Tracking control for underactuated non-minimum phase multibody systems

TL;DR

This paper develops a novel control strategy for underactuated multibody systems with complex constraints, combining feedforward and funnel feedback control, demonstrated through simulation of a robotic manipulator.

Contribution

It introduces a new procedure to derive internal dynamics and a feasible coordinate set, simplifying control design for complex multibody systems.

Findings

Control strategy effectively manages underactuated multibody systems.

Simulation shows successful tracking in a nonlinear robotic manipulator.
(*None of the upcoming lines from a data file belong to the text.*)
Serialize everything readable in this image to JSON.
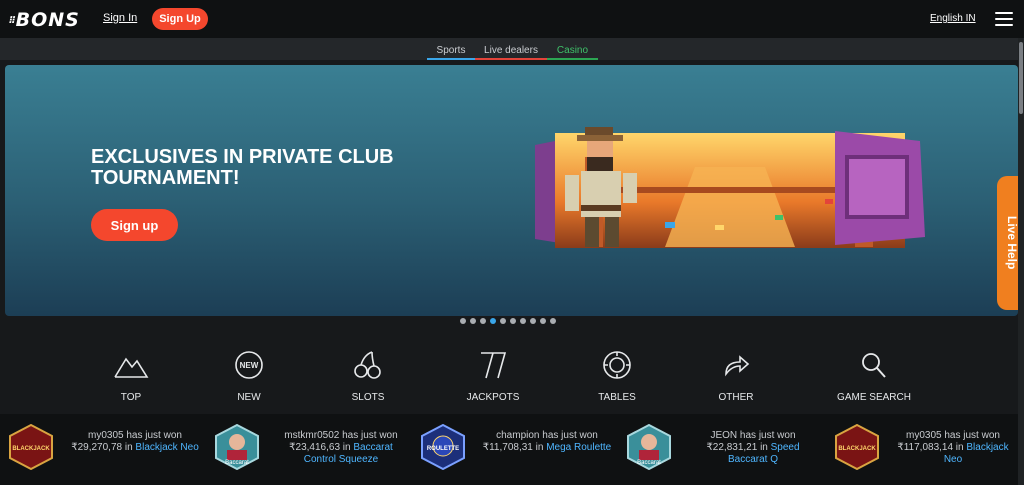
{
  "header": {
    "logo": "BONS",
    "signin": "Sign In",
    "signup": "Sign Up",
    "language": "English IN"
  },
  "subnav": {
    "tabs": [
      "Sports",
      "Live dealers",
      "Casino"
    ],
    "active": "Casino"
  },
  "hero": {
    "title": "EXCLUSIVES IN PRIVATE CLUB TOURNAMENT!",
    "button": "Sign up",
    "slides_count": 10,
    "active_slide": 4
  },
  "live_help": "Live Help",
  "categories": [
    {
      "label": "TOP",
      "icon": "mountain-icon"
    },
    {
      "label": "NEW",
      "icon": "new-badge-icon"
    },
    {
      "label": "SLOTS",
      "icon": "cherries-icon"
    },
    {
      "label": "JACKPOTS",
      "icon": "sevens-icon"
    },
    {
      "label": "TABLES",
      "icon": "chip-icon"
    },
    {
      "label": "OTHER",
      "icon": "share-arrow-icon"
    },
    {
      "label": "GAME SEARCH",
      "icon": "search-icon"
    }
  ],
  "wins": [
    {
      "user": "my0305 has just won",
      "amount": "₹29,270,78 in",
      "game": "Blackjack Neo",
      "badge": "BLACKJACK"
    },
    {
      "user": "mstkmr0502 has just won",
      "amount": "₹23,416,63 in",
      "game": "Baccarat Control Squeeze",
      "badge": "Baccarat"
    },
    {
      "user": "champion has just won",
      "amount": "₹11,708,31 in",
      "game": "Mega Roulette",
      "badge": "ROULETTE"
    },
    {
      "user": "JEON has just won",
      "amount": "₹22,831,21 in",
      "game": "Speed Baccarat Q",
      "badge": "Baccarat"
    },
    {
      "user": "my0305 has just won",
      "amount": "₹117,083,14 in",
      "game": "Blackjack Neo",
      "badge": "BLACKJACK"
    }
  ],
  "colors": {
    "accent": "#f4472d",
    "sports": "#3aa6e9",
    "live": "#e3443a",
    "casino": "#2ca653",
    "live_help": "#f07f1f",
    "game_link": "#4fb6ff"
  }
}
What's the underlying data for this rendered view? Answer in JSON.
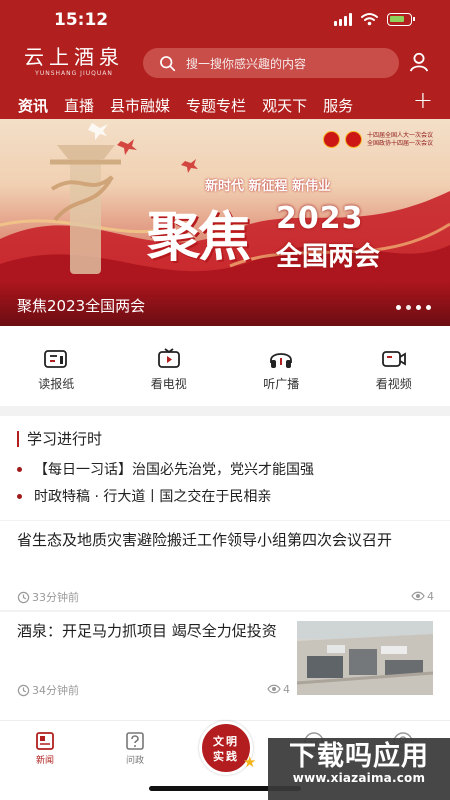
{
  "status_bar": {
    "time": "15:12"
  },
  "header": {
    "logo_text": "云上酒泉",
    "logo_subtitle": "YUNSHANG JIUQUAN",
    "search_placeholder": "搜一搜你感兴趣的内容",
    "tabs": [
      {
        "label": "资讯",
        "active": true
      },
      {
        "label": "直播"
      },
      {
        "label": "县市融媒"
      },
      {
        "label": "专题专栏"
      },
      {
        "label": "观天下"
      },
      {
        "label": "服务"
      }
    ],
    "add_tab_symbol": "+"
  },
  "banner": {
    "slogan": "新时代 新征程 新伟业",
    "focus_text": "聚焦",
    "year": "2023",
    "meeting": "全国两会",
    "caption": "聚焦2023全国两会",
    "badge_lines": [
      "十四届全国人大一次会议",
      "全国政协十四届一次会议"
    ],
    "dot_count": 4,
    "active_dot": 1
  },
  "quick_actions": [
    {
      "label": "读报纸",
      "icon": "newspaper-icon"
    },
    {
      "label": "看电视",
      "icon": "tv-icon"
    },
    {
      "label": "听广播",
      "icon": "headphones-icon"
    },
    {
      "label": "看视频",
      "icon": "video-camera-icon"
    }
  ],
  "study": {
    "title": "学习进行时",
    "items": [
      "【每日一习话】治国必先治党，党兴才能国强",
      "时政特稿 · 行大道丨国之交在于民相亲"
    ]
  },
  "news": [
    {
      "title": "省生态及地质灾害避险搬迁工作领导小组第四次会议召开",
      "time": "33分钟前",
      "views": "4"
    },
    {
      "title": "酒泉：开足马力抓项目 竭尽全力促投资",
      "time": "34分钟前",
      "views": "4"
    }
  ],
  "bottom_nav": {
    "items": [
      {
        "label": "新闻",
        "icon": "news-icon",
        "active": true
      },
      {
        "label": "问政",
        "icon": "question-icon"
      }
    ],
    "center_lines": [
      "文明",
      "实践"
    ]
  },
  "watermark": {
    "title": "下载吗应用",
    "site": "www.xiazaima.com"
  },
  "colors": {
    "brand": "#b1201e",
    "accent": "#f4b41a"
  }
}
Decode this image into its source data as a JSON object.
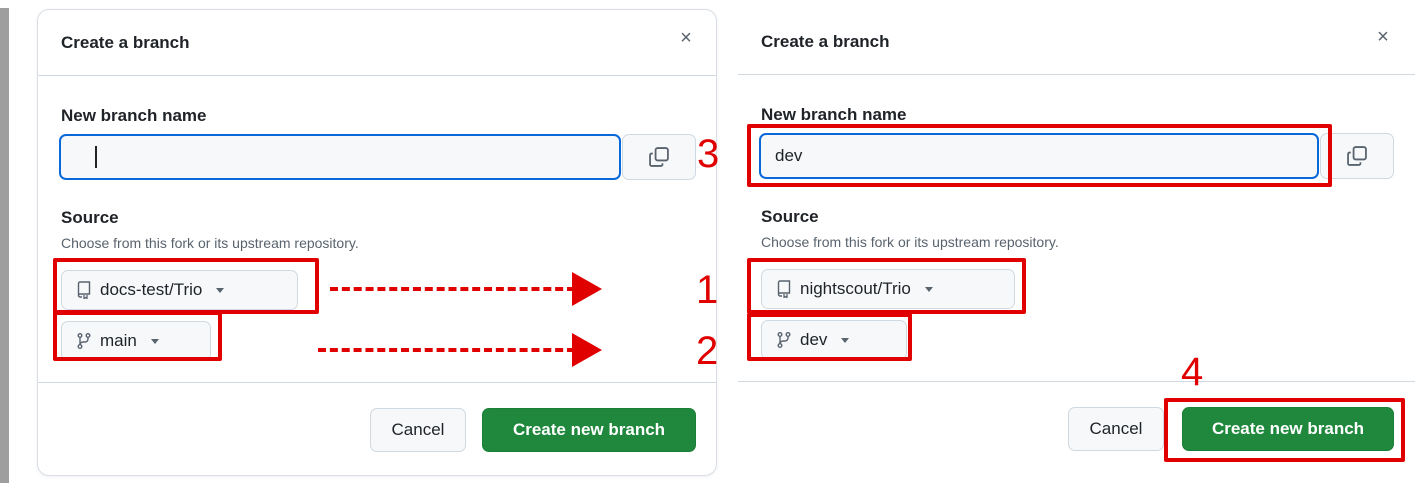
{
  "before": {
    "title": "Create a branch",
    "close_symbol": "×",
    "name_label": "New branch name",
    "name_value": "",
    "source_label": "Source",
    "source_help": "Choose from this fork or its upstream repository.",
    "repo_select": "docs-test/Trio",
    "branch_select": "main",
    "cancel_label": "Cancel",
    "create_label": "Create new branch"
  },
  "after": {
    "title": "Create a branch",
    "close_symbol": "×",
    "name_label": "New branch name",
    "name_value": "dev",
    "source_label": "Source",
    "source_help": "Choose from this fork or its upstream repository.",
    "repo_select": "nightscout/Trio",
    "branch_select": "dev",
    "cancel_label": "Cancel",
    "create_label": "Create new branch"
  },
  "annotations": {
    "step_repo": "1",
    "step_branch": "2",
    "step_name": "3",
    "step_create": "4",
    "color": "#e00000"
  },
  "icons": {
    "close": "close-icon",
    "copy": "copy-icon",
    "repo": "repo-icon",
    "branch": "git-branch-icon",
    "dropdown": "chevron-down-icon"
  },
  "colors": {
    "primary_button": "#1f883d",
    "focus_border": "#0969da"
  }
}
New internal dynamics derivation simplifies control design process.

Abstract

We consider tracking control for multibody systems which are modelled using holonomic and nonholonomic constraints. Furthermore, the systems may be underactuated and contain kinematic loops and are thus described by a set of differential-algebraic equations that cannot be reformulated as ordinary differential equations in general. We propose a control strategy which combines a feedforward controller based on the servo-constraints approach with a feedback controller based on a recent funnel control design. As an important tool for both approaches we present a new procedure to derive the internal dynamics of a multibody system. Furthermore, we present a feasible set of coordinates for the internal dynamics avoiding the effort involved with the computation of the Byrnes-Isidori form. The control design is demonstrated by a simulation for a nonlinear non-minimum phase multi-input, multi-output robotic manipulator with kinematic loop.